Munira Twahir, a 2016 Akili Dada fellow and writer of this blog post.
Guest post By Munira Twarhir
I have never identified myself with my gender. I have never walked up in a room and introduced myself as Munira THE WOMAN. I had actively refused to participate in the “feminist” movement. I thought it had negative connotations to it. If we all focus on raising and empowering great women what will happen to the men of our community who were born from the same womb as us? Therefore, I shared my sentiments only in private conversations.
I was also afraid of been controversial. Society has done a good job of illustrating powerful, outspoken women as aggressive and controversial. “A woman’s place in society is to speak through the man”.
I never said or thought anything before because I was never exposed to sexism or discrimination based on my anatomy. I was raised in a house that empowered me as a daughter to raise up and do whatever it was that I wanted to do. The thought of I couldn’t do it because I am a woman never came up. Ever.
Unfortunately, as I grew older I realized that the perfect utopia I was living in was an illusion. I was very sheltered to the harshness of the bigger society. Within my circle of normal I began to notice women belittling women. I started interacting with half-baked egotistical men. Who for some odd reason believe I was created to serve them. The more I grew the more I began acknowledging that our society is still very much a man’s world.

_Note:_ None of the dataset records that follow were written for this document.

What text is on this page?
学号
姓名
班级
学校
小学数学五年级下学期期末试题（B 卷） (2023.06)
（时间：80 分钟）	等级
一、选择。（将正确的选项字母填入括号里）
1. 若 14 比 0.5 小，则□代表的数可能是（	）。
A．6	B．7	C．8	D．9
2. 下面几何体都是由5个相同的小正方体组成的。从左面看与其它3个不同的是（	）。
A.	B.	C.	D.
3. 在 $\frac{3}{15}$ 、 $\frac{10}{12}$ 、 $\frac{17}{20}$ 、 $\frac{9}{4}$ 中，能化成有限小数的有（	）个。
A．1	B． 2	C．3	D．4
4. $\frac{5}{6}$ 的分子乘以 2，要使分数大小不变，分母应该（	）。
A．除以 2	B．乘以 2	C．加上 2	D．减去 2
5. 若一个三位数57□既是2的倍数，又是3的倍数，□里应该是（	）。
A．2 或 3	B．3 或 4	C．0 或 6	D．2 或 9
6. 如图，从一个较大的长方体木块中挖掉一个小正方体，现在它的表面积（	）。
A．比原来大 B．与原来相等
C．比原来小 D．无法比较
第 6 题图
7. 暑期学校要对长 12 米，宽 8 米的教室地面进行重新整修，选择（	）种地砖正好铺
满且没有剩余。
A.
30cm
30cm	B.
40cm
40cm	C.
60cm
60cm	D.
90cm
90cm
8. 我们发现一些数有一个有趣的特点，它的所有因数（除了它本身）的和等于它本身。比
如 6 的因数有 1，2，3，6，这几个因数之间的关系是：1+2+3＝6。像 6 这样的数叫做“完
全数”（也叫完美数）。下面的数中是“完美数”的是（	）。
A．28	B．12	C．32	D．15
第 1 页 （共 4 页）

Still I kept my mouth shut. There were too many women shouting for female empowerment. Adding my own voice would in turn create noise. I have talked to so many male peers who believe it is a movement to put them down. Clearly, there is something wrong to the approach of female empowerment that is yet to be addressed and addressed adequately. I knew all this yet, I still kept quiet.
The first time I was in a setting for women by women was in the Akili Dada offices. I was drawn back that the entire office was simply women. I have never been in an establishment that men were a rarity. I think this was the first introduction to change within me. As the day for the fellow training approached I anticipated more about the training than the interaction with my fellow fellows. Simply because I had never realized that this was a cause to empower women in business to succeed. Without knowing it I was going to be a part of a movement I had tried to shy away from or at the very least be its benefactor.
Munira Twahir’s project is on the sale of sanitary towels in single units for that ‘oops’ moment.
During graduation of the 2015 fellows I started realizing that the room was filled with accomplished, driven, self-assured, smart women. I began to feel inadequate. I began to feel as if just maybe I did not deserve to be in this room and be called a woman. For I was never THE WOMAN.